While Hawaii doctors get paid slightly more than the national average, the state has the third-highest cost of living, making it difficult to attract and retain physicians, according to the Hawaii Medical Association.
Hawaii has the 22nd-highest average Medicare payment for an office visit at $77.86, compared with the national average of $72.81, according to an HMA analysis of Medicare reimbursements in 87 regions.
However, the state’s cost of living index is 165.7 points, far above the national average of 100. Hawaii is higher than all Medicare regions except Manhattan and Long Island in New York. Physicians in San Francisco, with a comparable cost of living to Honolulu, are paid $10 more for the same office visit, the data show.
"It shows when you make an adjustment for the cost of living, we’re underpaid by about 30 percent," said Christopher Flanders, executive director of HMA, a physician advocacy group with 1,100 members. "It’s a substantial amount, and we’ve never been able to get a real clear idea as to why that is."
Many local doctors are despondent having no say in what they’re paid by government programs or private insurers, despite having costlier overhead for equipment, utilities and office space.
"We don’t have that many commercial insurers, so competition tends to not exist, so that suppresses what the payments are," Flanders said. "(For Medicare) the equation has to balance out. If one state gets an increase in their reimbursements, it has to come at the expense of the other states. Nobody wants to get cut."
In addition, reimbursements for Medicaid, the government health insurance program for low-income residents, are about half of Medicare rates, he said.
The situation has grown so burdensome that many Hawaii physicians are retiring early or leaving the profession, contributing to a statewide shortage of 700 doctors, a number that is expected to double by 2020. Right now Hawaii needs 3,537 doctors but has only 2,795, according to data collected by the Hawaii/Pacific Basin Area Health Education Center at the University of Hawaii John A. Burns School of Medicine.
Officials at the Centers for Medicare & Medicaid Services didn’t return calls for comment. Medicare, the government insurance program for seniors, groups Hawaii with Guam, Saipan and American Samoa when determining physician payments.
Hawaii Medical Service Association, the state’s dominant health insurer with
65 percent of the market, said it calculates physician payments based on a range of factors that include Medicare reimbursements, the complexity of procedures, market situations, provider feedback and, most important, "the health care needs and financial circumstances of our members and our employer groups." The insurer didn’t disclose actual provider payments.
"Hawaii has excellent doctors and health care facilities. We know that it’s important to pay these providers enough to give them incentive to continue providing high quality care to our members," Hilton Raethel, HMSA’s chief health officer, said in a statement. "But we also work very hard to keep health insurance affordable so we can make it available to everyone in Hawaii. It’s a difficult balance to maintain."
More than 95 cents from every dollar collected in premiums last year went directly to pay for medical care for members, HMSA said.
"As a nonprofit organization, we need to raise member premiums when we raise provider reimbursements," the insurer said. "The only way we can solve this problem is to focus our efforts on lowering health care costs. And the way we’re going to accomplish that is to keep people healthy."
Flanders said physicians’ hands are tied as to what they can do to increase payments, which typically do not cover the cost of care, because the nation is focused on reducing overall costs through the federal Affordable Care Act, also known as Obamacare.

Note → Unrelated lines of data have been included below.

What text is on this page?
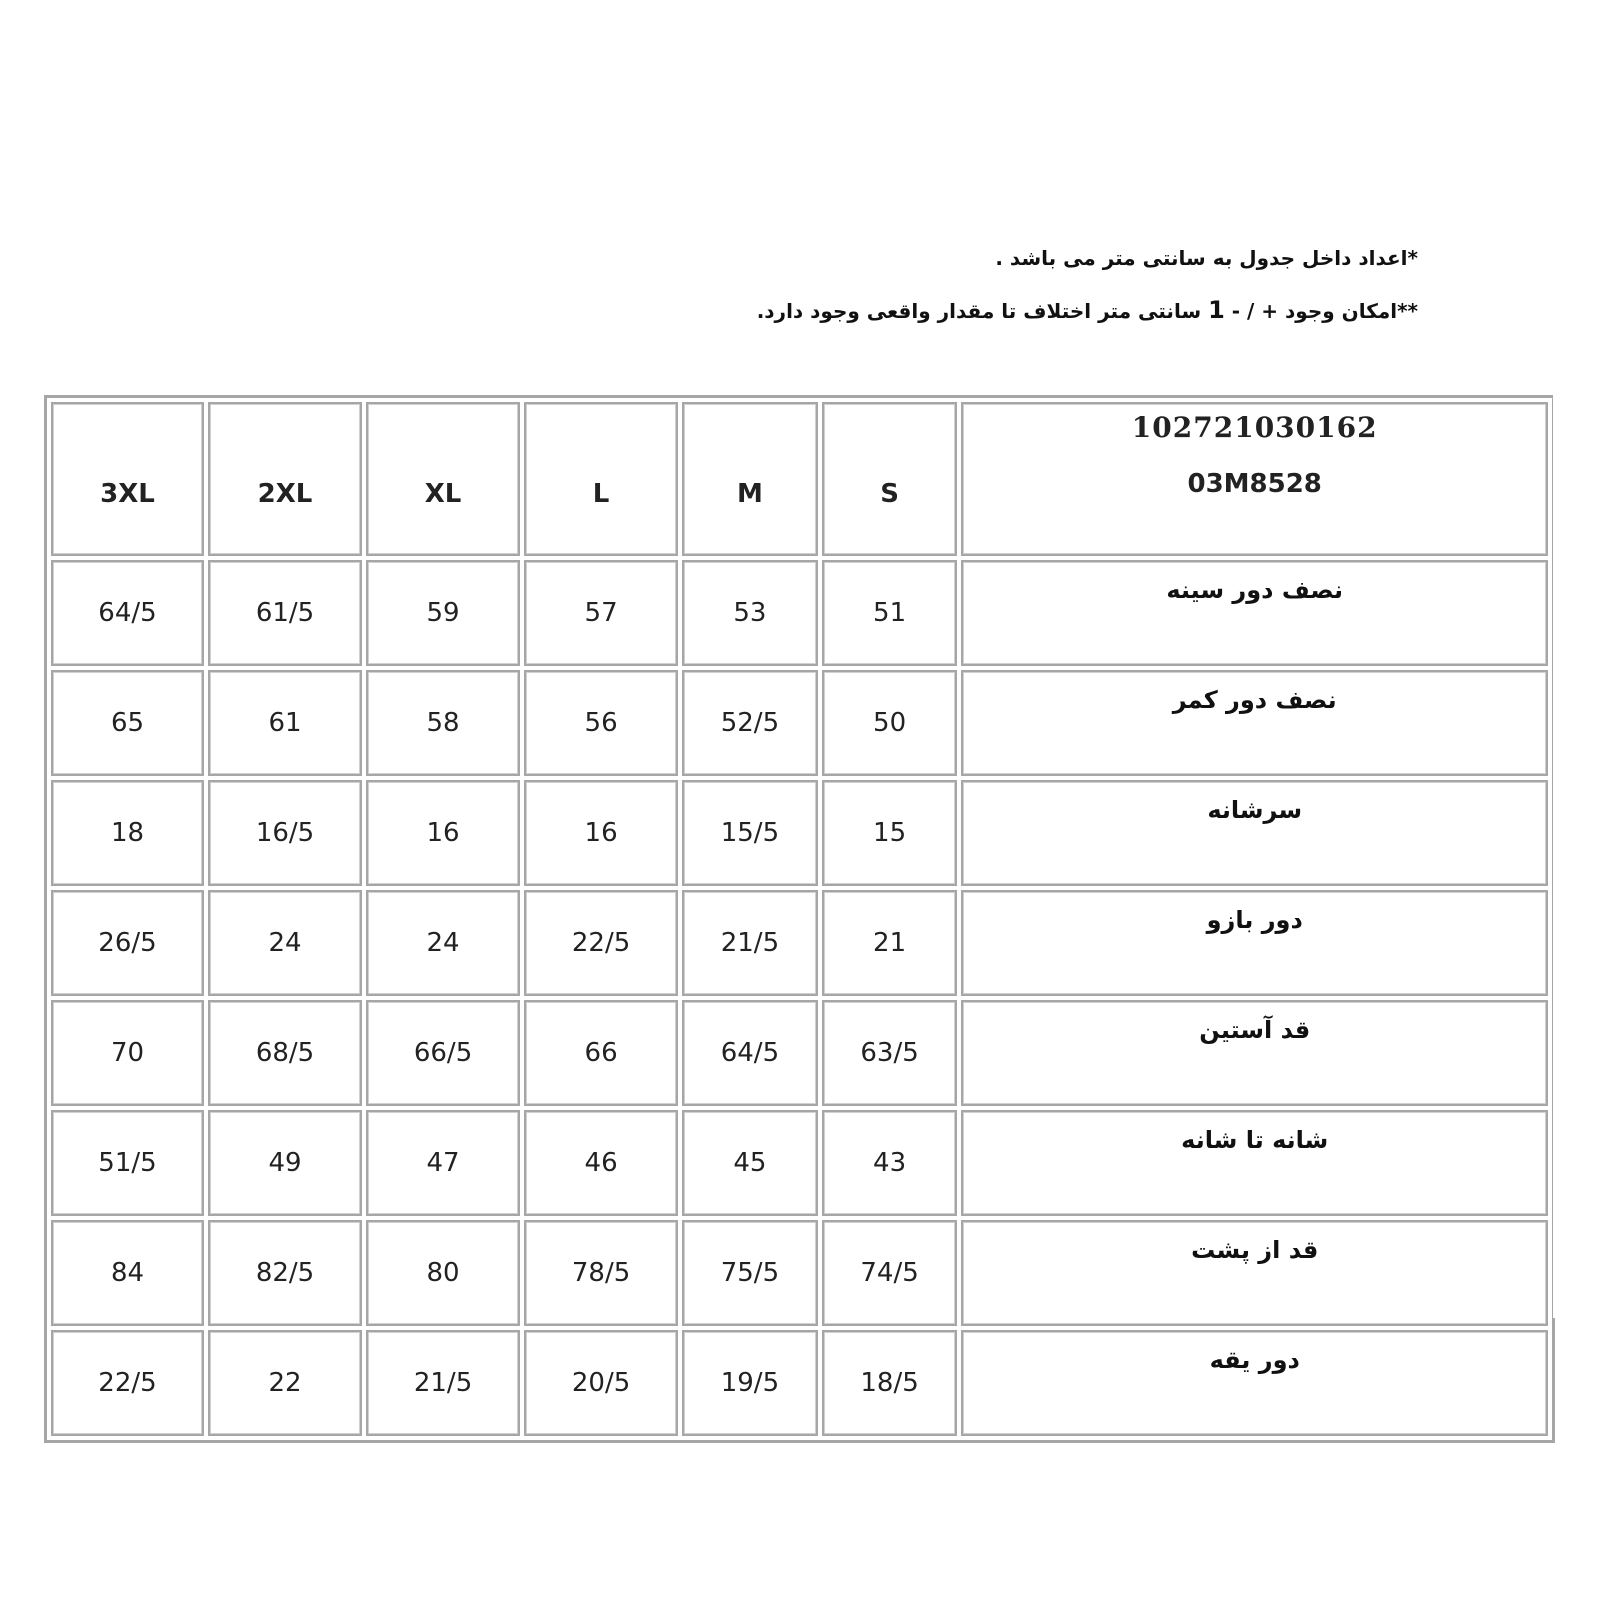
*اعداد داخل جدول به سانتی متر می باشد .
**امکان وجود + / - 1 سانتی متر اختلاف تا مقدار واقعی وجود دارد.
3XL	2XL	XL	L	M	S	102721030162
03M8528

64/5	61/5	59	57	53	51	نصف دور سینه
65	61	58	56	52/5	50	نصف دور کمر
18	16/5	16	16	15/5	15	سرشانه
26/5	24	24	22/5	21/5	21	دور بازو
70	68/5	66/5	66	64/5	63/5	قد آستین
51/5	49	47	46	45	43	شانه تا شانه
84	82/5	80	78/5	75/5	74/5	قد از پشت
22/5	22	21/5	20/5	19/5	18/5	دور یقه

"The cost of medical care here is not a Hawaii issue. We have the lowest Medicare expenditure, and we’re in the bottom five as far as health insurance premiums go and our outcomes are high — those are triple aims of the ACA," he said. "Our issue is access. We can’t get doctors to come to Hawaii because the things we’ve done are not attractive to bringing people here."
Many local physicians who went into the practice of medicine to take care of patients are feeling the burnout of essentially being forced to become "bookkeepers" just to get paid for their services and keep their practices afloat. Doctors also say they must jump through hoops just to get paid, being required by government and private insurers to record information related to prior visits, tests ordered and X-rays in electronic medical records.
This has resulted in a drop in the number of solo physician practices in Hawaii over the past year to 60 percent from 65 percent, HMA said.
"The question is, Where did they go? A lot of that is due to administrative costs," Flanders said. "The data and reporting is just so overwhelming that they’re getting out and going to work on a salary basis or they just retire."